What To Expect From The ECB

The ECB meets tomorrow. We do not attribute any significance to the fact that the meeting will be held in Cyprus. A couple times a year, the ECB meets outside of Frankfurt. 

There are three key elements of tomorrow’s meeting, none of which entail a change in policy. The ECB will provide some more details of its stepped up asset purchases plan that is expected to kick off as early as next week. The ECB staff will provide new inflation and growth forecasts.  Even if not in Draghi’s opening statement, we expect reporters will likely seek some insight into Greek developments.  

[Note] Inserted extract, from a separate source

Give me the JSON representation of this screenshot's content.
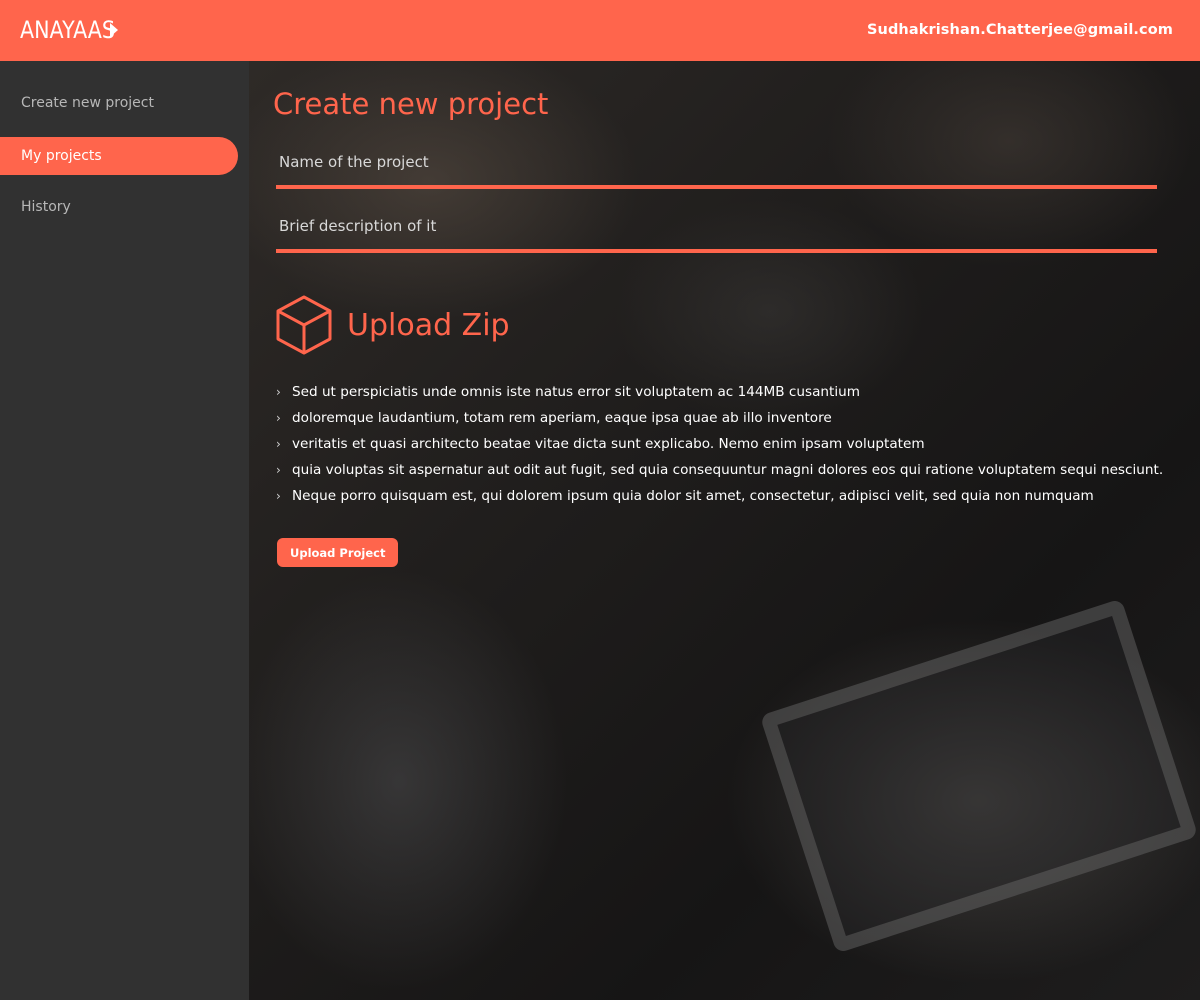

There are many technical and logistic challenges to the execution of the ECB’s new asset purchase scheme. The national central banks will be doing the bulk of the purchasing and the risk for most of the purchases will not be pooled. It is not clear whether the ECB or the national central banks will lend the bonds that are purchased back to the market, or the terms if it does. It is not yet clear precisely how the bonds will be purchased. The Federal Reserve did so through reverse auctions, but the Eurosystem appears to be more inclined to go directly to the trading platforms and market makers. However, the technical and logistic challenges seem to be modest compared to the operational risks.   

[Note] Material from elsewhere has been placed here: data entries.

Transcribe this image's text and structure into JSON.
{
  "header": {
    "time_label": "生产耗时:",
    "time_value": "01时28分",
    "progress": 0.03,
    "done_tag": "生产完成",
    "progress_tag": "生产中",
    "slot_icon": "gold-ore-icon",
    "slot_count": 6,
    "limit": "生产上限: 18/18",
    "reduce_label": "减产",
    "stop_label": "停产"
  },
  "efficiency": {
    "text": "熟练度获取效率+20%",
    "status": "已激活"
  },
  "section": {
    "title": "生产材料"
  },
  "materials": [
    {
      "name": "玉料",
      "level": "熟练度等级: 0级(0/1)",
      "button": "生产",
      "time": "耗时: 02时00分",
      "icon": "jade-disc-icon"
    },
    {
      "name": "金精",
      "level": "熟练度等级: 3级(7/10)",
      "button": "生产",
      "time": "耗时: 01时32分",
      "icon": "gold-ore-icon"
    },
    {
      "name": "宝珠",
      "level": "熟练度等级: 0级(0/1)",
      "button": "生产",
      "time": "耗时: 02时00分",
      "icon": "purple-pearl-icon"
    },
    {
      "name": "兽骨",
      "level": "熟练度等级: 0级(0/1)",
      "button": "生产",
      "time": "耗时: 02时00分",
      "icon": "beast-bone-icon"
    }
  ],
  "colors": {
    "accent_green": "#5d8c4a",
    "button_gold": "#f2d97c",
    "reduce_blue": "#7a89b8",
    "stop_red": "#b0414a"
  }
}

The operational risks are two-fold. First, the amount of sovereign bonds that it plans on buying may exceed net debt issuance for some countries, including Germany. This will displace existing investors. We suspect may types of investors will be reluctant to sell their sovereign bonds to the ECB. Banks, insurers, and pension funds are unlikely to be eager sellers. They will find it hard to replace the yields and incur tax event. Moreover, there has been regulatory pressure that has encouraged these investors to buy sovereign bonds. 

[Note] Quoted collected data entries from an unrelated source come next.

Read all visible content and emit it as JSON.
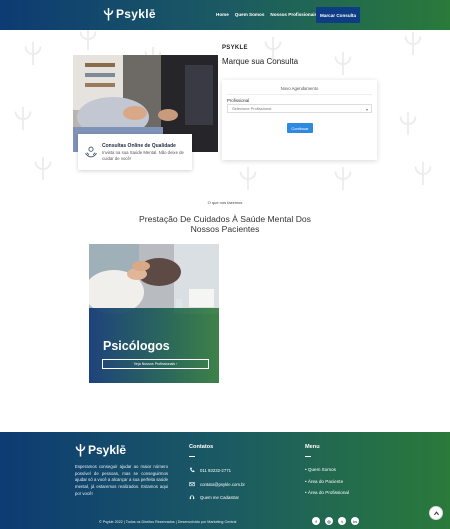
{
  "colors": {
    "gradient_start": "#0d3b73",
    "gradient_end": "#2a7a3a",
    "cta": "#0f3d84",
    "form_button": "#2d8ae0"
  },
  "header": {
    "logo_text": "Psyklē",
    "nav": [
      "Home",
      "Quem Somos",
      "Nossos Profissionais"
    ],
    "cta_label": "Marcar Consulta"
  },
  "hero": {
    "caption_title": "Consultas Online de Qualidade",
    "caption_text": "Invista na sua Saúde Mental. Não deixe de cuidar de você!"
  },
  "form": {
    "brand": "PSYKLE",
    "title": "Marque sua Consulta",
    "card_title": "Novo Agendamento",
    "professional_label": "Profissional",
    "professional_value": "Selecione Profissional",
    "submit_label": "Continuar"
  },
  "services": {
    "kicker": "O que nós fazemos",
    "title_line1": "Prestação De Cuidados À Saúde Mental Dos",
    "title_line2": "Nossos Pacientes",
    "card_name": "Psicólogos",
    "card_button": "Veja Nossos Profissionais  ›"
  },
  "footer": {
    "logo_text": "Psyklē",
    "description": "Esperamos conseguir ajudar ao maior número possível de pessoas, mas se conseguirmos ajudar só a você a alcançar a sua perfeita saúde mental, já estaremos realizados. Estamos aqui por você!",
    "contacts_heading": "Contatos",
    "phone": "011 93232-2771",
    "email": "contato@psykle.com.br",
    "link_label": "Quem me Cadastrar",
    "menu_heading": "Menu",
    "menu_items": [
      "• Quem Somos",
      "• Área do Paciente",
      "• Área do Profissional"
    ],
    "copyright": "© Psykle 2022 | Todos os Direitos Reservados | Desenvolvido por Marketing Central"
  }
}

In the US experience, foreign banks appeared to have sold more Treasuries and Agencies to the Federal Reserve. If this experience is repeated, it would imply non-EMU owners could be the featured sellers. However, ex-EMU ownership appears to be concentrated in the core eurozone bonds (e.g. German and French) rather than the periphery (e.g. Spain, Italy, and Portugal). One group of investors that we would peg as more likely sellers of EMU bonds to the ECB would be foreign central banks. With negative yields and a depreciating euro, there already seems to be a move underway to unwind some of the diversification into the single currency.